3. The implications for competitiveness of these regulations

Recent studies have ranked Ireland as having the 115th most competitive construction sector out of 189 countries in which to do business. These new regulations will have a further and considerable adverse impact on competitiveness in construction.

They introduce new gateways (“Certificate of Compliance – Design” and “Certificate on Completion”) along the construction process. These certificates require new, extensive documentation submissions to building control authorities. Those authorities must validate those submissions before the building or works may be opened or occupied and have the right to reject them as invalid with consequent delay and cost implications. Local authorities have up to five weeks to validate the submissions. These are provisions for “rapid validation” but this process must be started several weeks in advance of project completion.

Interior fit-out projects in shopping complexes, schools, or other places of assembly, are commonly undertaken with tight deadlines to meet opening dates in advance of shopping seasons, school term starts, or suchlike. The provision to prohibit occupation or use of a premises in advance of local authority validation is likely in practice to add complexity, cost, and delay.

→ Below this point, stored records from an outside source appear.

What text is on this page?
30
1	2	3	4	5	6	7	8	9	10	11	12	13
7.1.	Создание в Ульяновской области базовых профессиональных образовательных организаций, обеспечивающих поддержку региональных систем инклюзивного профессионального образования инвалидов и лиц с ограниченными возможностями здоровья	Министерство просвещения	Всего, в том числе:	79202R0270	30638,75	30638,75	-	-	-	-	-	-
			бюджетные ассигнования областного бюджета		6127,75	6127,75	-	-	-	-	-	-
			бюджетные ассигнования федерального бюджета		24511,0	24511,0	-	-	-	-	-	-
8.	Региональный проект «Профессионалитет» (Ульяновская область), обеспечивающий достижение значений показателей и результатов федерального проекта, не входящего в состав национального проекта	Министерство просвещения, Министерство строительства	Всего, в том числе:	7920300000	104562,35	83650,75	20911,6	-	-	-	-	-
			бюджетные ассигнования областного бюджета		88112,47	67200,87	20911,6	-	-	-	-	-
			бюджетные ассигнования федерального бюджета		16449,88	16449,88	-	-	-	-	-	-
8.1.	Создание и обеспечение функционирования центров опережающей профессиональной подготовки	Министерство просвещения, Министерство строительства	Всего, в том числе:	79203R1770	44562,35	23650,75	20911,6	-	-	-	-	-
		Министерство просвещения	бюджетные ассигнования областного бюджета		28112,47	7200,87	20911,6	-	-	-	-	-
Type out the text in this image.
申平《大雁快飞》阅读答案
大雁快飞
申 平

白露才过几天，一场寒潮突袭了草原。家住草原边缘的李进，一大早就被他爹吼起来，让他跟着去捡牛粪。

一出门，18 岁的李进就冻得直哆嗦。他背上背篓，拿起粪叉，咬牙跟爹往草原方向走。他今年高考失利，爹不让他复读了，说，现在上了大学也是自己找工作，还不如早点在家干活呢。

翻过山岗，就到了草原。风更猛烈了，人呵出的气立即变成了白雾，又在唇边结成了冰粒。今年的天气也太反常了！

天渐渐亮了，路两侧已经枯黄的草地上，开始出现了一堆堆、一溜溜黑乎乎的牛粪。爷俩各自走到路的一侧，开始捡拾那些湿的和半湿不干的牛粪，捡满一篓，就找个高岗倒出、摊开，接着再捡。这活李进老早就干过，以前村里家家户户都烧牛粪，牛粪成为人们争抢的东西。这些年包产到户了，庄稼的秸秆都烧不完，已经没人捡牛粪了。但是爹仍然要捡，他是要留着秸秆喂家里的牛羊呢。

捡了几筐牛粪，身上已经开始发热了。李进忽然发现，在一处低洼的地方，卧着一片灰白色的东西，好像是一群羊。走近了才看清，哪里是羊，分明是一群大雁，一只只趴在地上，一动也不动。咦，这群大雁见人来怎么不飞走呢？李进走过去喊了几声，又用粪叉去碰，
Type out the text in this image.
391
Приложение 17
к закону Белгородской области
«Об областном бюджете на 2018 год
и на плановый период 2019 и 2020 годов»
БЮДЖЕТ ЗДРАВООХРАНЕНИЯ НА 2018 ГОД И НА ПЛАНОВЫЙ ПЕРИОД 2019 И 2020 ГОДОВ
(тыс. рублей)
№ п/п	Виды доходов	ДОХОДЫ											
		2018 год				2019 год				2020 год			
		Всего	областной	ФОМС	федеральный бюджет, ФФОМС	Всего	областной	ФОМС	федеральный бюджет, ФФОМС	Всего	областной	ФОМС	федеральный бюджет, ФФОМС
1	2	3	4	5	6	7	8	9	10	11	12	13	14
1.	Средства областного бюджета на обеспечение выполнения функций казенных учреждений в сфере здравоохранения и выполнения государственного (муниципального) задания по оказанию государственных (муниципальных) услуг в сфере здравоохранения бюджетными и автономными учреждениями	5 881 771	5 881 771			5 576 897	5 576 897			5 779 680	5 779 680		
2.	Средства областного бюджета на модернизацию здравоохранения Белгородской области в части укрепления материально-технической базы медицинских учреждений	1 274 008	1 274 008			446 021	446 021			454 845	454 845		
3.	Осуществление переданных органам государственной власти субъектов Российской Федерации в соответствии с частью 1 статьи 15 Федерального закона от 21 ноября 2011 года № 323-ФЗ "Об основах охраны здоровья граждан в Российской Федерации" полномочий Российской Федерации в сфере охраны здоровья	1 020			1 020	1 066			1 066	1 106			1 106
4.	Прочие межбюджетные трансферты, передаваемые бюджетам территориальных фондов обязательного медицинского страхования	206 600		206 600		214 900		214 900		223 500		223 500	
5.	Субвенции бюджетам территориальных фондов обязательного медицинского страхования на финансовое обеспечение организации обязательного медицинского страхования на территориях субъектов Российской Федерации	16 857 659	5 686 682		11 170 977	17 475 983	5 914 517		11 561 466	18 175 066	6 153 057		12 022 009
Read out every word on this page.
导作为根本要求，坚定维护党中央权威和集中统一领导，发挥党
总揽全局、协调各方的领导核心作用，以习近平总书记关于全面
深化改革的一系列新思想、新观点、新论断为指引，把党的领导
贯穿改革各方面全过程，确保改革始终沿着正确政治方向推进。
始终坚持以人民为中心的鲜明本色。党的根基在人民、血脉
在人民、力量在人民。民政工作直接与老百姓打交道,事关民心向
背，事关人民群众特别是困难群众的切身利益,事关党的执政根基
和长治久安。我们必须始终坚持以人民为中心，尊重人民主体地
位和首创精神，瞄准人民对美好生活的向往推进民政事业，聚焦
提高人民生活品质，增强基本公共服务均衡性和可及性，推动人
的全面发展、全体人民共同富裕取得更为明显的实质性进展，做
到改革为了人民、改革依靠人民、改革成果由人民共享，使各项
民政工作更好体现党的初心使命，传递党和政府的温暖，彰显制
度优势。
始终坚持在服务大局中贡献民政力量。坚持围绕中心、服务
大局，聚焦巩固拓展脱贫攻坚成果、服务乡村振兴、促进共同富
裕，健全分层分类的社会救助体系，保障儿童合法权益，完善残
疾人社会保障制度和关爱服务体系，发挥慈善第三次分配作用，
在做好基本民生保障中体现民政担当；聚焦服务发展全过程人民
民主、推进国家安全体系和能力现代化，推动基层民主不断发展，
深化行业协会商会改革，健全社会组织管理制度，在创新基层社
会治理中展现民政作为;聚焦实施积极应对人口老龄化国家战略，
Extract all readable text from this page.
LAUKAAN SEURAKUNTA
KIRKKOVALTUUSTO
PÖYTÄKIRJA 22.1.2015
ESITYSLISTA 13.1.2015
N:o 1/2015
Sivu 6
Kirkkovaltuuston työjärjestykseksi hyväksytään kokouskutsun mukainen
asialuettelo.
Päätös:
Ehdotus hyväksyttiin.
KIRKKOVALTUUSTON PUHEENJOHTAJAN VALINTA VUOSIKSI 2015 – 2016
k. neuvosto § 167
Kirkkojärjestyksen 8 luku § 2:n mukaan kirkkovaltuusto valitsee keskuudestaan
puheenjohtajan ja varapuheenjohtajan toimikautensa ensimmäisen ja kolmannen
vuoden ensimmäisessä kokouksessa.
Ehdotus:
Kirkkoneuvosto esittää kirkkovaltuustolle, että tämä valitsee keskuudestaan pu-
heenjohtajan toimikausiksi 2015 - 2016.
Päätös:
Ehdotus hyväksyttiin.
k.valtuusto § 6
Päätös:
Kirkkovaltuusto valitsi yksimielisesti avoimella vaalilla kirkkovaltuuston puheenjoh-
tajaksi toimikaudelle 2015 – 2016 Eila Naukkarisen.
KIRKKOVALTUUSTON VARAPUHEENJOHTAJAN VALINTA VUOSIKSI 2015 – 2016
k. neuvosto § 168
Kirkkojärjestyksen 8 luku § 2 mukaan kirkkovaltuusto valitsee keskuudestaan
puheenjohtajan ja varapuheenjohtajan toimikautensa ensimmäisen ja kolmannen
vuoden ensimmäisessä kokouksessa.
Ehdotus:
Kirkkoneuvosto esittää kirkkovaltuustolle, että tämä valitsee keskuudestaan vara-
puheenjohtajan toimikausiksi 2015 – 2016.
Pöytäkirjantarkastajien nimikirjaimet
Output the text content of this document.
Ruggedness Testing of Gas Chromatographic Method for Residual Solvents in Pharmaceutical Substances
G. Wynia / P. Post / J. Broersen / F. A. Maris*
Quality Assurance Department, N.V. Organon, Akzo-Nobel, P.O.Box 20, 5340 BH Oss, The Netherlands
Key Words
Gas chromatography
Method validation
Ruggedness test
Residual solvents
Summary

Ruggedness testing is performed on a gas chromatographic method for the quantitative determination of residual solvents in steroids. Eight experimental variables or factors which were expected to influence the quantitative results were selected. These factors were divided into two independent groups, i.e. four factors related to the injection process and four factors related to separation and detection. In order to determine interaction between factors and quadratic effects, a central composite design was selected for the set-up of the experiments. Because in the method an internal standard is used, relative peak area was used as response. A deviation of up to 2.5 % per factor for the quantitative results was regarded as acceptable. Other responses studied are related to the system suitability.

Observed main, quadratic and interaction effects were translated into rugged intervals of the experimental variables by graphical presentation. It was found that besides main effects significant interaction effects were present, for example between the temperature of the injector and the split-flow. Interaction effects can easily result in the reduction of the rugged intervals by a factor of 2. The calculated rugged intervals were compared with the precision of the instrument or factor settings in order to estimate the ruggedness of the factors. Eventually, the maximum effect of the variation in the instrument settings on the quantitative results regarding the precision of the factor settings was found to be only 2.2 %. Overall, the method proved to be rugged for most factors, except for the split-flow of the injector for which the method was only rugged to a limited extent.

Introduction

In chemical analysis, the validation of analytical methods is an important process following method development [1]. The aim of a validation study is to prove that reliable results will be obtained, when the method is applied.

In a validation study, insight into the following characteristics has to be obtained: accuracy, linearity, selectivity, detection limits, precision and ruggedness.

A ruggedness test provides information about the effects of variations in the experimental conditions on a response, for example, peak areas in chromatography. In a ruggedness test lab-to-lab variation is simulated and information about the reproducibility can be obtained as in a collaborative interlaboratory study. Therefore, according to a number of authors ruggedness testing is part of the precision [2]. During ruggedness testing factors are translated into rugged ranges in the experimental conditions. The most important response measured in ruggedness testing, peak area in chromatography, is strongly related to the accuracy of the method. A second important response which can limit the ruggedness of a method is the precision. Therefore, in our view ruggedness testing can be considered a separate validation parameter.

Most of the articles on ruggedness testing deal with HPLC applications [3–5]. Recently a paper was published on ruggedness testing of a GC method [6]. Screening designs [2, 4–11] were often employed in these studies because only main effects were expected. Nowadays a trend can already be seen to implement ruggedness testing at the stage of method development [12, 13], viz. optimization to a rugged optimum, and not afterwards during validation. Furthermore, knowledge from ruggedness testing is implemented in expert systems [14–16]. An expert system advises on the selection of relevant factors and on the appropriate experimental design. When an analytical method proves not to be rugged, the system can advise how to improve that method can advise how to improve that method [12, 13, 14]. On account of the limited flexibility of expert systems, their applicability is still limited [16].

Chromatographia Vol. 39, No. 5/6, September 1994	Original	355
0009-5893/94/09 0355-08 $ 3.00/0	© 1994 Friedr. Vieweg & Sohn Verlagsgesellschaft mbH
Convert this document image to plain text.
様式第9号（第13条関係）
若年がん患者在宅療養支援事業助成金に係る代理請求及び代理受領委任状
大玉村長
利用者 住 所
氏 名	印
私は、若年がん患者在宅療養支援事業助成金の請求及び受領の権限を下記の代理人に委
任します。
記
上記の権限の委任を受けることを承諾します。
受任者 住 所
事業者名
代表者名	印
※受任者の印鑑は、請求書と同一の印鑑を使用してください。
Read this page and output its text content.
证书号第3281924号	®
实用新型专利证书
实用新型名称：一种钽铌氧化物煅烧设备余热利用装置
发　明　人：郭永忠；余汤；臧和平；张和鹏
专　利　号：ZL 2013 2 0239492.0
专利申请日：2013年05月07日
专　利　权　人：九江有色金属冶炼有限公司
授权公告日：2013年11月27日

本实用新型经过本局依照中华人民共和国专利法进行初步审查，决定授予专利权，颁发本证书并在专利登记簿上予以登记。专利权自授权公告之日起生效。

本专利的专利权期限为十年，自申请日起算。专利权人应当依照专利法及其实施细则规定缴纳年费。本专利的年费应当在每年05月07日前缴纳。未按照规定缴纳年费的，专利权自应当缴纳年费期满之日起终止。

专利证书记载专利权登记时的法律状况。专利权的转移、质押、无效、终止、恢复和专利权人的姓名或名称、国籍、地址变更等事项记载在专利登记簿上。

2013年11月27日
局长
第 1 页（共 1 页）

By conferring de facto monopoly on certification of design and construction, the regulations remove the established rights of architectural technologists to manage construction projects. Last April, the Minister for the Environment said that the system was “likely to add to the overall cost of construction projects”:- the regulations will increase cost by requiring the employment of a registered professional.

They introduce additional layers of information into an already complex system and miss the opportunity of aligning with other construction permits, including the closely-linked fire safety certificate and disability access certificate, both of which are required under building control regulations.

The regulations miss the chance, flagged in the Programme for Government, to implement a national building inspectorate. The efficiencies of such a system – which would be self-funded – would reduce the overall compliance cost.

That cost will increase through the cost of the sourcing, collating, and lodging the extra certification required from all participants in the design and the construction process; the time delays on sites caused by the new regulatory gateways; and the recurring cost of obtaining and providing product certification at interim payment stages on the site.

4. So what should be done with S.I. 9?

S.I. 9 should be scrapped. It impacts unnecessarily on all sectors of construction, as it imposes unnecessary cost and complexity of paperwork, and achieves nothing useful except monopoly conferral on a small number of construction sector actors in return for unacceptable levels of liability.

A proper system of independent third-party inspection, by experienced architects and engineers paid for by the developer but licensed by and answerable to the local authority, would achieve better results; would level the field for the self-builders; would allow experienced technologists to participate; would guarantee local authority-backed inspection of 100% of building sites; would solve the intellectual property issues; and could be done for €2m per year.

Such a system can be seen in operation in both Northern Ireland and in England. Such a system can and does work, can deliver better building, and can cost the State nothing. The small cost to set-up and administer a register of Independent certifiers could be paid for by the Developer through increased Commencement Notice fees payable to the local authorities.

The above opinion piece was submitted by previous president of the representative body for architects (RIAI) Eoin O’Cofaigh on 25th April 2014.